The Rogers Centre project received the CRCA 2019 Roofing Project of the Year award for its efforts – an accomplishment which only further proves that all parties involved in the re-roofing of this legendary stadium should feel like winners.
“I cannot overstate how important collaboration between EllisDon, Flynn, Dean-Chandler, and Sika Sarnafil made this a successful project! Although this project presented many unique challenges, the end-result speaks for itself!” noted Agius.
Meanwhile, Doug Flynn, President and CEO of Flynn Group of Companies, shared his entire team’s experience on the project.
“We at Flynn Group of Companies across Canada and the U.S. do a lot of work with Sika Sarnafil. The Rogers Centre is a landmark building in downtown Toronto and Sarnafil was clearly the best choice for the project. It weathers well, it was originally a Sarnafil membrane when it was built in 1989, and its the right material for that particular building. It looks great aesthetically and it is functional!”
AN EMOTIONAL POST SEASON
Over 30 years ago, Sarnafil membrane was chosen to protect the Rogers Centre and it had an extremely impressive run, but the story doesn’t end there.
Dean-Chandler Roofing Ltd. was just as pleased to have Sika Sarnafil be involved in the initial project 30 years before and in the most recent roof placement. At the time their lead foreman, Joe Carneiro, was part of the team that did the original install and, thirty years later, his son was there with him to take part in the new replacement.
“Joe Carneiro’s son, David Carneiro, has worked with us for about 20 years now and both have been the two service guys on the Rogers Centre over the last 20 years.
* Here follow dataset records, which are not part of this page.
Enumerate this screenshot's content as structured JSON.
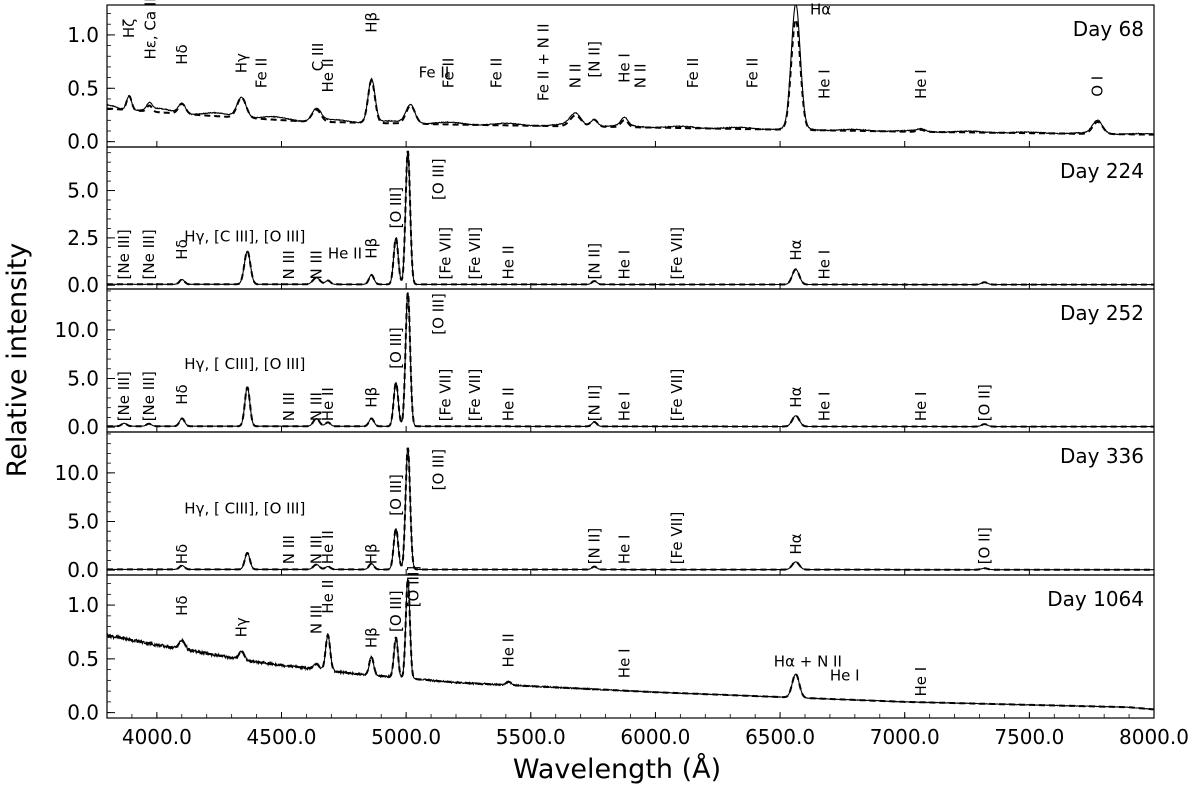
{
  "chart_data": {
    "type": "line",
    "xlabel": "Wavelength (Å)",
    "ylabel": "Relative intensity",
    "xlim": [
      3800,
      8000
    ],
    "x_ticks": [
      {
        "v": 4000,
        "label": "4000.0"
      },
      {
        "v": 4500,
        "label": "4500.0"
      },
      {
        "v": 5000,
        "label": "5000.0"
      },
      {
        "v": 5500,
        "label": "5500.0"
      },
      {
        "v": 6000,
        "label": "6000.0"
      },
      {
        "v": 6500,
        "label": "6500.0"
      },
      {
        "v": 7000,
        "label": "7000.0"
      },
      {
        "v": 7500,
        "label": "7500.0"
      },
      {
        "v": 8000,
        "label": "8000.0"
      }
    ],
    "series_styles": [
      "solid (observed)",
      "dashed (model)"
    ],
    "panels": [
      {
        "day": "Day 68",
        "ylim": [
          -0.05,
          1.28
        ],
        "y_ticks": [
          {
            "v": 0,
            "label": "0.0"
          },
          {
            "v": 0.5,
            "label": "0.5"
          },
          {
            "v": 1.0,
            "label": "1.0"
          }
        ],
        "baseline": [
          [
            3800,
            0.33
          ],
          [
            4200,
            0.26
          ],
          [
            4600,
            0.2
          ],
          [
            5200,
            0.17
          ],
          [
            6000,
            0.14
          ],
          [
            7000,
            0.1
          ],
          [
            8000,
            0.07
          ]
        ],
        "peaks": [
          {
            "x": 3889,
            "h": 0.14,
            "w": 10
          },
          {
            "x": 3970,
            "h": 0.06,
            "w": 10
          },
          {
            "x": 4101,
            "h": 0.1,
            "w": 14
          },
          {
            "x": 4340,
            "h": 0.2,
            "w": 18
          },
          {
            "x": 4640,
            "h": 0.12,
            "w": 18
          },
          {
            "x": 4861,
            "h": 0.42,
            "w": 14
          },
          {
            "x": 5018,
            "h": 0.18,
            "w": 18
          },
          {
            "x": 5680,
            "h": 0.11,
            "w": 22
          },
          {
            "x": 5754,
            "h": 0.07,
            "w": 14
          },
          {
            "x": 5876,
            "h": 0.07,
            "w": 14
          },
          {
            "x": 6563,
            "h": 1.1,
            "w": 18
          },
          {
            "x": 7065,
            "h": 0.02,
            "w": 14
          },
          {
            "x": 7774,
            "h": 0.12,
            "w": 20
          }
        ],
        "labels": [
          {
            "text": "Hζ",
            "x": 3889,
            "y": 0.97,
            "rot": -90
          },
          {
            "text": "Hε, Ca II",
            "x": 3975,
            "y": 0.77,
            "rot": -90
          },
          {
            "text": "Hδ",
            "x": 4101,
            "y": 0.72,
            "rot": -90
          },
          {
            "text": "Hγ",
            "x": 4340,
            "y": 0.64,
            "rot": -90
          },
          {
            "text": "Fe II",
            "x": 4420,
            "y": 0.5,
            "rot": -90
          },
          {
            "text": "C III",
            "x": 4647,
            "y": 0.66,
            "rot": -90
          },
          {
            "text": "He II",
            "x": 4686,
            "y": 0.46,
            "rot": -90
          },
          {
            "text": "Hβ",
            "x": 4861,
            "y": 1.02,
            "rot": -90
          },
          {
            "text": "Fe II",
            "x": 5050,
            "y": 0.6,
            "rot": 0
          },
          {
            "text": "Fe II",
            "x": 5169,
            "y": 0.5,
            "rot": -90
          },
          {
            "text": "Fe II",
            "x": 5362,
            "y": 0.5,
            "rot": -90
          },
          {
            "text": "Fe II + N II",
            "x": 5550,
            "y": 0.38,
            "rot": -90
          },
          {
            "text": "N II",
            "x": 5679,
            "y": 0.5,
            "rot": -90
          },
          {
            "text": "[N II]",
            "x": 5755,
            "y": 0.6,
            "rot": -90
          },
          {
            "text": "He I",
            "x": 5876,
            "y": 0.55,
            "rot": -90
          },
          {
            "text": "N II",
            "x": 5940,
            "y": 0.5,
            "rot": -90
          },
          {
            "text": "Fe II",
            "x": 6150,
            "y": 0.5,
            "rot": -90
          },
          {
            "text": "Fe II",
            "x": 6390,
            "y": 0.5,
            "rot": -90
          },
          {
            "text": "Hα",
            "x": 6620,
            "y": 1.19,
            "rot": 0
          },
          {
            "text": "He I",
            "x": 6678,
            "y": 0.4,
            "rot": -90
          },
          {
            "text": "He I",
            "x": 7065,
            "y": 0.4,
            "rot": -90
          },
          {
            "text": "O I",
            "x": 7774,
            "y": 0.42,
            "rot": -90
          }
        ]
      },
      {
        "day": "Day 224",
        "ylim": [
          -0.2,
          7.3
        ],
        "y_ticks": [
          {
            "v": 0,
            "label": "0.0"
          },
          {
            "v": 2.5,
            "label": "2.5"
          },
          {
            "v": 5,
            "label": "5.0"
          }
        ],
        "baseline": [
          [
            3800,
            0.05
          ],
          [
            8000,
            0.03
          ]
        ],
        "peaks": [
          {
            "x": 4101,
            "h": 0.25,
            "w": 10
          },
          {
            "x": 4363,
            "h": 1.75,
            "w": 12
          },
          {
            "x": 4640,
            "h": 0.35,
            "w": 14
          },
          {
            "x": 4686,
            "h": 0.2,
            "w": 10
          },
          {
            "x": 4861,
            "h": 0.5,
            "w": 10
          },
          {
            "x": 4959,
            "h": 2.45,
            "w": 9
          },
          {
            "x": 5007,
            "h": 7.05,
            "w": 9
          },
          {
            "x": 5755,
            "h": 0.18,
            "w": 10
          },
          {
            "x": 6563,
            "h": 0.8,
            "w": 14
          },
          {
            "x": 7320,
            "h": 0.12,
            "w": 12
          }
        ],
        "labels": [
          {
            "text": "[Ne III]",
            "x": 3869,
            "y": 0.3,
            "rot": -90
          },
          {
            "text": "[Ne III]",
            "x": 3968,
            "y": 0.3,
            "rot": -90
          },
          {
            "text": "Hδ",
            "x": 4101,
            "y": 1.35,
            "rot": -90
          },
          {
            "text": "Hγ, [C III], [O III]",
            "x": 4110,
            "y": 2.3,
            "rot": 0
          },
          {
            "text": "N III",
            "x": 4530,
            "y": 0.3,
            "rot": -90
          },
          {
            "text": "N III",
            "x": 4640,
            "y": 0.3,
            "rot": -90
          },
          {
            "text": "He II",
            "x": 4686,
            "y": 1.4,
            "rot": 0
          },
          {
            "text": "Hβ",
            "x": 4861,
            "y": 1.4,
            "rot": -90
          },
          {
            "text": "[O III]",
            "x": 4959,
            "y": 3.0,
            "rot": -90
          },
          {
            "text": "[O III]",
            "x": 5130,
            "y": 4.5,
            "rot": -90
          },
          {
            "text": "[Fe VII]",
            "x": 5158,
            "y": 0.3,
            "rot": -90
          },
          {
            "text": "[Fe VII]",
            "x": 5276,
            "y": 0.3,
            "rot": -90
          },
          {
            "text": "He II",
            "x": 5411,
            "y": 0.3,
            "rot": -90
          },
          {
            "text": "[N II]",
            "x": 5755,
            "y": 0.3,
            "rot": -90
          },
          {
            "text": "He I",
            "x": 5876,
            "y": 0.3,
            "rot": -90
          },
          {
            "text": "[Fe VII]",
            "x": 6087,
            "y": 0.3,
            "rot": -90
          },
          {
            "text": "Hα",
            "x": 6563,
            "y": 1.3,
            "rot": -90
          },
          {
            "text": "He I",
            "x": 6678,
            "y": 0.3,
            "rot": -90
          }
        ]
      },
      {
        "day": "Day 252",
        "ylim": [
          -0.5,
          14.2
        ],
        "y_ticks": [
          {
            "v": 0,
            "label": "0.0"
          },
          {
            "v": 5,
            "label": "5.0"
          },
          {
            "v": 10,
            "label": "10.0"
          }
        ],
        "baseline": [
          [
            3800,
            0.1
          ],
          [
            8000,
            0.05
          ]
        ],
        "peaks": [
          {
            "x": 3869,
            "h": 0.3,
            "w": 10
          },
          {
            "x": 3968,
            "h": 0.25,
            "w": 10
          },
          {
            "x": 4101,
            "h": 0.8,
            "w": 10
          },
          {
            "x": 4363,
            "h": 4.0,
            "w": 10
          },
          {
            "x": 4640,
            "h": 0.8,
            "w": 12
          },
          {
            "x": 4686,
            "h": 0.4,
            "w": 10
          },
          {
            "x": 4861,
            "h": 0.8,
            "w": 10
          },
          {
            "x": 4959,
            "h": 4.5,
            "w": 9
          },
          {
            "x": 5007,
            "h": 13.8,
            "w": 9
          },
          {
            "x": 5755,
            "h": 0.45,
            "w": 10
          },
          {
            "x": 6563,
            "h": 1.1,
            "w": 14
          },
          {
            "x": 7320,
            "h": 0.25,
            "w": 12
          }
        ],
        "labels": [
          {
            "text": "[Ne III]",
            "x": 3869,
            "y": 0.6,
            "rot": -90
          },
          {
            "text": "[Ne III]",
            "x": 3968,
            "y": 0.6,
            "rot": -90
          },
          {
            "text": "Hδ",
            "x": 4101,
            "y": 2.3,
            "rot": -90
          },
          {
            "text": "Hγ, [ CIII], [O III]",
            "x": 4110,
            "y": 6.0,
            "rot": 0
          },
          {
            "text": "N III",
            "x": 4530,
            "y": 0.6,
            "rot": -90
          },
          {
            "text": "N III",
            "x": 4640,
            "y": 0.6,
            "rot": -90
          },
          {
            "text": "He II",
            "x": 4686,
            "y": 0.6,
            "rot": -90
          },
          {
            "text": "Hβ",
            "x": 4861,
            "y": 2.0,
            "rot": -90
          },
          {
            "text": "[O III]",
            "x": 4959,
            "y": 6.0,
            "rot": -90
          },
          {
            "text": "[O III]",
            "x": 5130,
            "y": 9.5,
            "rot": -90
          },
          {
            "text": "[Fe VII]",
            "x": 5158,
            "y": 0.6,
            "rot": -90
          },
          {
            "text": "[Fe VII]",
            "x": 5276,
            "y": 0.6,
            "rot": -90
          },
          {
            "text": "He II",
            "x": 5411,
            "y": 0.6,
            "rot": -90
          },
          {
            "text": "[N II]",
            "x": 5755,
            "y": 0.6,
            "rot": -90
          },
          {
            "text": "He I",
            "x": 5876,
            "y": 0.6,
            "rot": -90
          },
          {
            "text": "[Fe VII]",
            "x": 6087,
            "y": 0.6,
            "rot": -90
          },
          {
            "text": "Hα",
            "x": 6563,
            "y": 2.0,
            "rot": -90
          },
          {
            "text": "He I",
            "x": 6678,
            "y": 0.6,
            "rot": -90
          },
          {
            "text": "He I",
            "x": 7065,
            "y": 0.6,
            "rot": -90
          },
          {
            "text": "[O II]",
            "x": 7320,
            "y": 0.6,
            "rot": -90
          }
        ]
      },
      {
        "day": "Day 336",
        "ylim": [
          -0.5,
          14.2
        ],
        "y_ticks": [
          {
            "v": 0,
            "label": "0.0"
          },
          {
            "v": 5,
            "label": "5.0"
          },
          {
            "v": 10,
            "label": "10.0"
          }
        ],
        "baseline": [
          [
            3800,
            0.08
          ],
          [
            8000,
            0.04
          ]
        ],
        "peaks": [
          {
            "x": 4101,
            "h": 0.4,
            "w": 10
          },
          {
            "x": 4363,
            "h": 1.7,
            "w": 10
          },
          {
            "x": 4640,
            "h": 0.5,
            "w": 12
          },
          {
            "x": 4686,
            "h": 0.3,
            "w": 10
          },
          {
            "x": 4861,
            "h": 0.6,
            "w": 10
          },
          {
            "x": 4959,
            "h": 4.2,
            "w": 9
          },
          {
            "x": 5007,
            "h": 12.5,
            "w": 9
          },
          {
            "x": 5755,
            "h": 0.3,
            "w": 10
          },
          {
            "x": 6563,
            "h": 0.8,
            "w": 14
          },
          {
            "x": 7320,
            "h": 0.15,
            "w": 12
          }
        ],
        "labels": [
          {
            "text": "Hδ",
            "x": 4101,
            "y": 0.6,
            "rot": -90
          },
          {
            "text": "Hγ, [ CIII], [O III]",
            "x": 4110,
            "y": 5.8,
            "rot": 0
          },
          {
            "text": "N III",
            "x": 4530,
            "y": 0.6,
            "rot": -90
          },
          {
            "text": "N III",
            "x": 4640,
            "y": 0.6,
            "rot": -90
          },
          {
            "text": "He II",
            "x": 4686,
            "y": 0.6,
            "rot": -90
          },
          {
            "text": "Hβ",
            "x": 4861,
            "y": 0.6,
            "rot": -90
          },
          {
            "text": "[O III]",
            "x": 4959,
            "y": 5.6,
            "rot": -90
          },
          {
            "text": "[O III]",
            "x": 5130,
            "y": 8.2,
            "rot": -90
          },
          {
            "text": "[N II]",
            "x": 5755,
            "y": 0.6,
            "rot": -90
          },
          {
            "text": "He I",
            "x": 5876,
            "y": 0.6,
            "rot": -90
          },
          {
            "text": "[Fe VII]",
            "x": 6087,
            "y": 0.6,
            "rot": -90
          },
          {
            "text": "Hα",
            "x": 6563,
            "y": 1.6,
            "rot": -90
          },
          {
            "text": "[O II]",
            "x": 7320,
            "y": 0.6,
            "rot": -90
          }
        ]
      },
      {
        "day": "Day 1064",
        "ylim": [
          -0.05,
          1.28
        ],
        "y_ticks": [
          {
            "v": 0,
            "label": "0.0"
          },
          {
            "v": 0.5,
            "label": "0.5"
          },
          {
            "v": 1.0,
            "label": "1.0"
          }
        ],
        "baseline": [
          [
            3800,
            0.72
          ],
          [
            4000,
            0.63
          ],
          [
            4400,
            0.47
          ],
          [
            4800,
            0.36
          ],
          [
            5200,
            0.28
          ],
          [
            6000,
            0.19
          ],
          [
            7000,
            0.1
          ],
          [
            7900,
            0.05
          ],
          [
            8000,
            0.03
          ]
        ],
        "peaks": [
          {
            "x": 4101,
            "h": 0.08,
            "w": 12
          },
          {
            "x": 4340,
            "h": 0.08,
            "w": 10
          },
          {
            "x": 4640,
            "h": 0.05,
            "w": 10
          },
          {
            "x": 4686,
            "h": 0.33,
            "w": 9
          },
          {
            "x": 4861,
            "h": 0.17,
            "w": 9
          },
          {
            "x": 4959,
            "h": 0.37,
            "w": 8
          },
          {
            "x": 5007,
            "h": 0.93,
            "w": 8
          },
          {
            "x": 5411,
            "h": 0.03,
            "w": 10
          },
          {
            "x": 6563,
            "h": 0.22,
            "w": 14
          }
        ],
        "labels": [
          {
            "text": "Hδ",
            "x": 4101,
            "y": 0.9,
            "rot": -90
          },
          {
            "text": "Hγ",
            "x": 4340,
            "y": 0.7,
            "rot": -90
          },
          {
            "text": "N III",
            "x": 4640,
            "y": 0.73,
            "rot": -90
          },
          {
            "text": "He II",
            "x": 4686,
            "y": 0.92,
            "rot": -90
          },
          {
            "text": "Hβ",
            "x": 4861,
            "y": 0.6,
            "rot": -90
          },
          {
            "text": "[O III]",
            "x": 4959,
            "y": 0.75,
            "rot": -90
          },
          {
            "text": "[O III]",
            "x": 5030,
            "y": 0.98,
            "rot": -90
          },
          {
            "text": "He II",
            "x": 5411,
            "y": 0.42,
            "rot": -90
          },
          {
            "text": "He I",
            "x": 5876,
            "y": 0.32,
            "rot": -90
          },
          {
            "text": "Hα + N II",
            "x": 6475,
            "y": 0.43,
            "rot": 0
          },
          {
            "text": "He I",
            "x": 6700,
            "y": 0.3,
            "rot": 0
          },
          {
            "text": "He I",
            "x": 7065,
            "y": 0.15,
            "rot": -90
          }
        ]
      }
    ]
  }
}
When we did the replacement project last year, they were our two foremen on the project,” shared Campbell.
The heart-warming experience of a father working on the original Rogers Centre roof and his son joining him in the replacement project 30 years later relates the same principles of team-work and dedication that Sika Sarnafil prides itself in.
Thirty years later, Sika Sarnafil was pleased to supply a roof that will last another 30+ years and provide generational protection, as well as the opportunity for even more familial experiences in the iconic Toronto sports stadium. Congratulations to the all-star team that made the Rogers Centre a champion project – we think this one’s a home run.